Der erste Höhepunkt war, als ich durch den Gerätepark schlenderte und feststellte, dass alle vier Geräte, mit denen ich mein Training eröffnen könnte, belegt waren. Selbst die gute alte, öde, nicht wirklich effektive Brustpresse war nicht nur komplett belagert (d. h. vier Geräte), es standen bereits mehrere Menschen davor, die ganz so aussahen, als ob sie ein Brustmuskeltraining bitter nötig hätten.

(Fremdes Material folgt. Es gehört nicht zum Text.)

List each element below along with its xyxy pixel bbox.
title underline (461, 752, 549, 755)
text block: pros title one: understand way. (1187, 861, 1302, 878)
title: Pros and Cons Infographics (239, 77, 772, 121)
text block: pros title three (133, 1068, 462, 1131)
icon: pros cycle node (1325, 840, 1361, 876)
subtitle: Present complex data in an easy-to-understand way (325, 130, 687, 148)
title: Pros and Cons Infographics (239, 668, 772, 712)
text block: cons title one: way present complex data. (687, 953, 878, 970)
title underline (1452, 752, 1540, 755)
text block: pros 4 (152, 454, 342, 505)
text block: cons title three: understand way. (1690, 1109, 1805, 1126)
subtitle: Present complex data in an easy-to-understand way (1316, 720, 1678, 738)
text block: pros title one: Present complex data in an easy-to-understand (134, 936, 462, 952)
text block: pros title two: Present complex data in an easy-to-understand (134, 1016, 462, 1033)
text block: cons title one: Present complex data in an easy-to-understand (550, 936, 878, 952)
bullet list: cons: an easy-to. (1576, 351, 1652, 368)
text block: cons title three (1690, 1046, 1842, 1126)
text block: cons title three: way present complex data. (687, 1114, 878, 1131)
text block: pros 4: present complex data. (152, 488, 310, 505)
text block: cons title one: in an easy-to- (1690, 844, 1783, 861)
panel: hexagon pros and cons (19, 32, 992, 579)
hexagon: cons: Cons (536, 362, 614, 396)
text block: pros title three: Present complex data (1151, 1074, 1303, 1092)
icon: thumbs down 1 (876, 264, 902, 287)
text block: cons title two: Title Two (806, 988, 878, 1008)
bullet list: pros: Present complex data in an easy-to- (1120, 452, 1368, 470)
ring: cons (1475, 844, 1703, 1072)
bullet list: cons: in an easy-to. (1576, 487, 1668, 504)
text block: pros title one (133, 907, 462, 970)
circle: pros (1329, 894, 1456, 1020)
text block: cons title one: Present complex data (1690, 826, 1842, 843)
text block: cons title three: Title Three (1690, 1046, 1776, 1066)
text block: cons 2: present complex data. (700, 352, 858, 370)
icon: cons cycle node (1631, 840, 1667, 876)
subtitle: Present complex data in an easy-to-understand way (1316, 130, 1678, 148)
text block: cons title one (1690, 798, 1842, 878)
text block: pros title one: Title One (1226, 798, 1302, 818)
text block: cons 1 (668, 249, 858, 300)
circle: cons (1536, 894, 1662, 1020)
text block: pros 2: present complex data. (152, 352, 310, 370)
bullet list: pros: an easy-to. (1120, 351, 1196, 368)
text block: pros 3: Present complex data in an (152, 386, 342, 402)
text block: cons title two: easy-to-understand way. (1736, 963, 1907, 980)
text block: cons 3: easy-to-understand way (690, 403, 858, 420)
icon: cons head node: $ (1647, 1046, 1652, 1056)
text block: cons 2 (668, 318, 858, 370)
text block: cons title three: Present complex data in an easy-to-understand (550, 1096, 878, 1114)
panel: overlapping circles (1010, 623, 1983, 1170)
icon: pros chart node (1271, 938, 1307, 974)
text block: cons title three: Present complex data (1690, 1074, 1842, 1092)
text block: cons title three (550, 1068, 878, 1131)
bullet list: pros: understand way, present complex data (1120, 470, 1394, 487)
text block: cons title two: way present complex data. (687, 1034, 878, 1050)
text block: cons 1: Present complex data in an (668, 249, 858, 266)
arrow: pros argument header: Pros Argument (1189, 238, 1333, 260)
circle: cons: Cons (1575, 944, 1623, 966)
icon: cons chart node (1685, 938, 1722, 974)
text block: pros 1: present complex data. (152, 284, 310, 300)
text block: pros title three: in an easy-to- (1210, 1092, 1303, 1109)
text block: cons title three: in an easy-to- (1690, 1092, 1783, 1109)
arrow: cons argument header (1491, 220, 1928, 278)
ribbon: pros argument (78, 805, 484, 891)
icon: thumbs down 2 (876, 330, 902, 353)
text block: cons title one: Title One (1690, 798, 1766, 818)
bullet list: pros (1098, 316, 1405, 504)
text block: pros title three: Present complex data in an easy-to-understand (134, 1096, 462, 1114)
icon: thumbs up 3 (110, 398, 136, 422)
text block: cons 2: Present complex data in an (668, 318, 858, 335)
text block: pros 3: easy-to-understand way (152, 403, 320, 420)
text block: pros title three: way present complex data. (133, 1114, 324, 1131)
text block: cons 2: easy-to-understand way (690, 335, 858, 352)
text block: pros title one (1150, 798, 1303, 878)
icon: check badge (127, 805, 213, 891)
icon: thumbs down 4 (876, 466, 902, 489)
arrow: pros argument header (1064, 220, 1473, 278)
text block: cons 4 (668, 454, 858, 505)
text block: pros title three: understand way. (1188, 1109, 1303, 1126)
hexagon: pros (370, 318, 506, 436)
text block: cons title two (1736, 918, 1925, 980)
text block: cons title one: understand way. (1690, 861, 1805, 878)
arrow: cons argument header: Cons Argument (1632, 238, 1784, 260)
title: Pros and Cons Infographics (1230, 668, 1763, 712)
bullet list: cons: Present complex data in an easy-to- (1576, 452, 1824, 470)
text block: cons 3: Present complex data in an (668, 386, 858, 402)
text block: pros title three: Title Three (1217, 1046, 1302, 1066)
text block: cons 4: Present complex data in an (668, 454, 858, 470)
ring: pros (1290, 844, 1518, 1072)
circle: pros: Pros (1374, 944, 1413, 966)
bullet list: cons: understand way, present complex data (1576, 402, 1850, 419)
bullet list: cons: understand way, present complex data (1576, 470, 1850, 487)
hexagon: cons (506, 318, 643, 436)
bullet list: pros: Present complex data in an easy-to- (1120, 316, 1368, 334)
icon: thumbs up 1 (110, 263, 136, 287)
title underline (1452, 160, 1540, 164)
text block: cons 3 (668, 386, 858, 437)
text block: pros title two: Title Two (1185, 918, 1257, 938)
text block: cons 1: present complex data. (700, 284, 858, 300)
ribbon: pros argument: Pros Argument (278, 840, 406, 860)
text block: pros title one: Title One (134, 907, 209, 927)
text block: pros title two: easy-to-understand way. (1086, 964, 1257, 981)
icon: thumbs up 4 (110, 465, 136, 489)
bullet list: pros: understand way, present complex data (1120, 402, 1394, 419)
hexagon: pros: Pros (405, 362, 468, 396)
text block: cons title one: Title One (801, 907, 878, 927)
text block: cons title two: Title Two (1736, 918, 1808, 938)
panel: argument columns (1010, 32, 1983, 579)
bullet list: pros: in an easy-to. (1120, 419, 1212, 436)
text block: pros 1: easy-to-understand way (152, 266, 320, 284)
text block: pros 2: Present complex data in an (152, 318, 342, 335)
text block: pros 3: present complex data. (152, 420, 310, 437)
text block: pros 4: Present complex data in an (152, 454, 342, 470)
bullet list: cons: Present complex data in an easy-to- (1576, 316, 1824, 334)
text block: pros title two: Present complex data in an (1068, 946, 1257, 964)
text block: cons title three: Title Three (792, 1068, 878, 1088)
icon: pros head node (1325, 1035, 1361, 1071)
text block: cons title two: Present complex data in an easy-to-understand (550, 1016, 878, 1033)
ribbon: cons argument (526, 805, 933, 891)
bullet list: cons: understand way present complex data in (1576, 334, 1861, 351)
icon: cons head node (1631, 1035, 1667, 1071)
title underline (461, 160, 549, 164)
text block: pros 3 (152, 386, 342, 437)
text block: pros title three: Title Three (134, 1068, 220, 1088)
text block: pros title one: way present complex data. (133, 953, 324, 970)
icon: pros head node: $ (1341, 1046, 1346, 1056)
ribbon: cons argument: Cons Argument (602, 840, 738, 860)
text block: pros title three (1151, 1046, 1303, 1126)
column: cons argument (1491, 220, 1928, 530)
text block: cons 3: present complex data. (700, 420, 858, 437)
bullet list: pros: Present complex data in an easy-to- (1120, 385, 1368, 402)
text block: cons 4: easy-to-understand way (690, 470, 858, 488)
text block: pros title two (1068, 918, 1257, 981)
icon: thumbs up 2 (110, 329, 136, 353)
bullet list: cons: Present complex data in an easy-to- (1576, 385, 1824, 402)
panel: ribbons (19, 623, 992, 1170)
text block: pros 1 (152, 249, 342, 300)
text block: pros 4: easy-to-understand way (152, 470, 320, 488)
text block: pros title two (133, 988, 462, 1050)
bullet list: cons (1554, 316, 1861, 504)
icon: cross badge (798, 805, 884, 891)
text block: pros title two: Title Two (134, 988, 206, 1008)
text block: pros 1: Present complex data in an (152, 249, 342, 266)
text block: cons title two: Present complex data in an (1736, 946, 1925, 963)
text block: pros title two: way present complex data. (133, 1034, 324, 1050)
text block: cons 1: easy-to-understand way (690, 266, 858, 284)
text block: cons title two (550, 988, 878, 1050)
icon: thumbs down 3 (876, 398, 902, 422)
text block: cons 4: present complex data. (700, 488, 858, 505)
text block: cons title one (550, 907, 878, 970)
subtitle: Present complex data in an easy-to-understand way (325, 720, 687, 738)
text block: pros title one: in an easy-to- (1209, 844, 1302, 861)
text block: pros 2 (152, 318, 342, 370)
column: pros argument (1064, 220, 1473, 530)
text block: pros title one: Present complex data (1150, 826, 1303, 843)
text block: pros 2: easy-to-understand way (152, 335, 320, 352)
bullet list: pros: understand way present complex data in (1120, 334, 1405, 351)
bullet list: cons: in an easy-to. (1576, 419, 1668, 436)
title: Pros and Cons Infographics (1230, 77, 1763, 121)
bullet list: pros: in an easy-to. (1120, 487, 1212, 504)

Nun gut, ich übte mich in Geduld und wechselte anschließend in den Bereich, der sich vornehm „Core Workout“ schimpft, wo man aber nicht an seinem inneren Kern arbeitet, sondern an seinem Bauch und Rücken. In diesem Bereich gibt es neben einer Liegewiese und diversen Geräten auch einige Gewichte. Diese Gewichte dienen in erster Linie der Beschwerung einer Höllenmaschine, auf der man unmotiviert vor und zurück pendelt und damit angeblich die Bauchmuskeln stählt, zumindest wenn ich mir so anschaue, wie damit meist trainiert wird. In zweiter Linie dienen diese Gewichte zur Beschwerung des eigenen Selbst, wenn der Oberkörper über einer Kante hängt zwecks Rückenstrecker- oder seitlichen Bauchmuskel-Trainings. Egal, ich bin ja kein Fitness-Blogger … Obwohl das Fitness-Ende nach einem coolen Nickname klingt.

weights-1474422_1920
Quelle: ozkay / pixabay.com

Das Fitness-Ende wollte auch schaukeln. Mit Gewichten. Doch, ach und weh, war weit und breit kein Gewicht zu erkennen! Oder – nicht ganz – einige Personen, die bislang offenbar nur ihre Brustmuskeln trainiert haben, geht man von der Oberweite aus, lagen auf dem Boden und schwenkten solche Gewichte hin und her. Und einige weitere Gewichte lagen mitten im Raum verstreut. Doch dennoch herrschte ein Ungleichgewicht. 2/3 der Gewichte schienen verschwunden.

Das Zeilenende grummelte vor sich hin und sammelte ein paar der Gewichte ein, um sie an ihren richtigen Platz zu räumen. Ein Gewicht, das seinen Bedürfnissen entsprach, fand er nicht und biss in den sauren Apfel namens „Mehr Wiederholungen, du faule Sau!“.

Eine gewisse Grund-Gereiztheit machte sich in diesem Augenblick bereits breit. Sie steigerte sich, weil das Zeilenende an diesem Abend an jedem einzelnen verdammten Gerät warten musste, bis es dran war. Zusätzlich liegt es in der Natur meines Trainingsplans, dass ich dabei viel hin und her laufe: Zwei Muskelgruppen mit je vier Übungen (mehr oder weniger) pro Abend, die beiden Muskelgruppen jeweils abwechselnd, man nennt ihn auch das Pendelelend, nein Pendelende.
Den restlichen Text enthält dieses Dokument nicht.